It’s virtually impossible to get an exact number, but the point is to be realistic and demonstrate to potential investors that there is room for growth. Note that it is easy, really easy, especially as an optimistic founder to get carried away with the early projections. Take a step back and review your approach. Your pitch will be far more compelling if your numbers are backed by a sound, well-rounded estimate.
Great Salespeople are Top Managers are Great Salespeople
It can happen that founders are product geniuses, but the best entrepreneurs and top CEOs are effectively really fantastic salespeople. The early stages of a company involve constant efforts to raise money. That’s a game of relationships, credibility, presentation, and integrity.
You can fail quite a few times at launching a venture, in fact, it can kind of be expected, but do something that tanks your reputation and destroys your integrity? You’ll be on your own. Now, if you’re well-connected and have lots of capital around you, the rules may be different, but for the average person, integrity is all they have.
It seems more and more of a forgotten thing in our world of marketing, public relations, performative-ness, but transparency builds trust. Especially in crisis management. In 1994, Andy Grove, then CEO of Intel, found out about a design issue (calculation error) that would compromise a small portion of Pentium processors. He was transparent, issued a recall, and it cost half a billion to the company, but the publicity it gave Intel - not a super well-known company by the general public at the time - shined a favourable light and painted the brand as trustworthy. Frankly, it’s probably the most important marketing campaign in semiconductor history.
Other companies understand this principle and make an effort to be transparent as well. In a competitive landscape, these details and such transparency let investors and customers feel more comfortable doing business or taking a risk with the underlying business and that makes for better brand loyalty and long-term, translates to shareholder value. Salesforce brands itself as a trusted partner and discloses outages here.
Be transparent in business. Especially as a founder, don’t undersell, but be transparent with the risks of the product or service you’re selling. Fairly early in your meeting with a potential client, unless there’s a confidentiality issue at play, present your risk, it establishes trust and transparency, and if your product isn’t worth the risk for the returns then it likely won’t sell, and you need a better or different product anyway. To address the issue early is an opportunity to show the value add while also being upfront and trustworthy. The world is smaller than you think; your reputation will follow you so don’t close any doors you haven’t encountered by compromising your values for a chance at money.

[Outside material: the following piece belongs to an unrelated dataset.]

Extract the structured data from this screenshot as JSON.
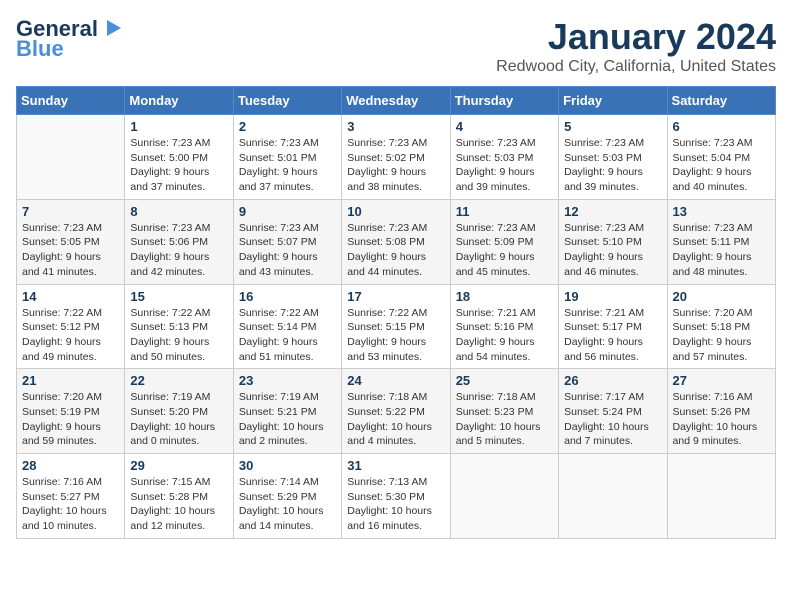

“It takes 20 years to build a reputation and five minutes to ruin it. If you think about that, you’ll do things differently.” - Warren Buffet
Investment Stages
So your newborn company is in the seed stage. It’s little more than a concept, perhaps early proof of concept, but you don’t really have clients lined up just yet to test or use your product. You’re raising money from personal funds1, friends and family, or from “angel” investors. Usually this is a smallish amount. Tens to hundreds of thousands, perhaps. Beware of raising money from friends and families as it can strain relationships.
It can take a while to become cash flow positive and, typically, after a seed stage there will be more “rounds” of funding and an eventual Initial Public Offering to a successfull venture. This can come from Venture Capital or Banks. Generally, avoid banks in the first 2–3 years of a company’s life. Banks have very limited risk apetite and a single missed payment can kill your business as the banks come for the assets. We’ll explore other details of funding in other posts.
Legal Registration
So your seed venture is setting up for success and as the idea gets more serious and real, you should set up a Legal Entity around your business.
Your best option at this stage is almost certainly a Limited Liability Company (LLC) or something akin to this in the jurisdicition of your business. Since this discussion here was started by looking at California’s Tech landscape I’ll be discussing the USA. An LLC protects your home and your personal assets in the case of a lawsuit because the owners (called members) have limited liability unless they’ve guaranteed something personally. LLCs can be managed by members (owners) or by appointed managers. It offers flexibility in terms of ownership and management structure. By default, LLCs are taxed as pass-through entities (income is reported on the owners’ personal tax returns, avoiding corporate taxation), though they can elect to be taxed as a corporation if desired.
The simplest form of business is a sole proprietorship. Simple, in part, because it is not a separate legal entity from the owner. Thus, there isn’t really a need for formal legal registration in most states, though some areas of practice may need specific permits or licenses. The owner reports income on their personal tax returns. It’s taxed at individual rates, and the owner doesn’t have to worry about the complexity of corporate tax filings. One downside is that the owner is personally liable for any debts or legal actions taken against the business. These business are common for freelancers, or other scenarios where a single individual manages all aspects of a business.
In a General Partnership (GP), all partners (2 or more) share responsibility for managing the business and its liabilities. Each partner has unlimited personal liability for debts and obligations: their personal assets are subject to seizure if the partnership becomes insolvent. GPs are relatively easy and inexpensive to set up and often don’t require registration to function legally. Profits and losses “pass through” to the individual partners’ personal tax returns. The business itself does not pay taxes directly. These businesses could be law firms, medical offices, family businesses, etc.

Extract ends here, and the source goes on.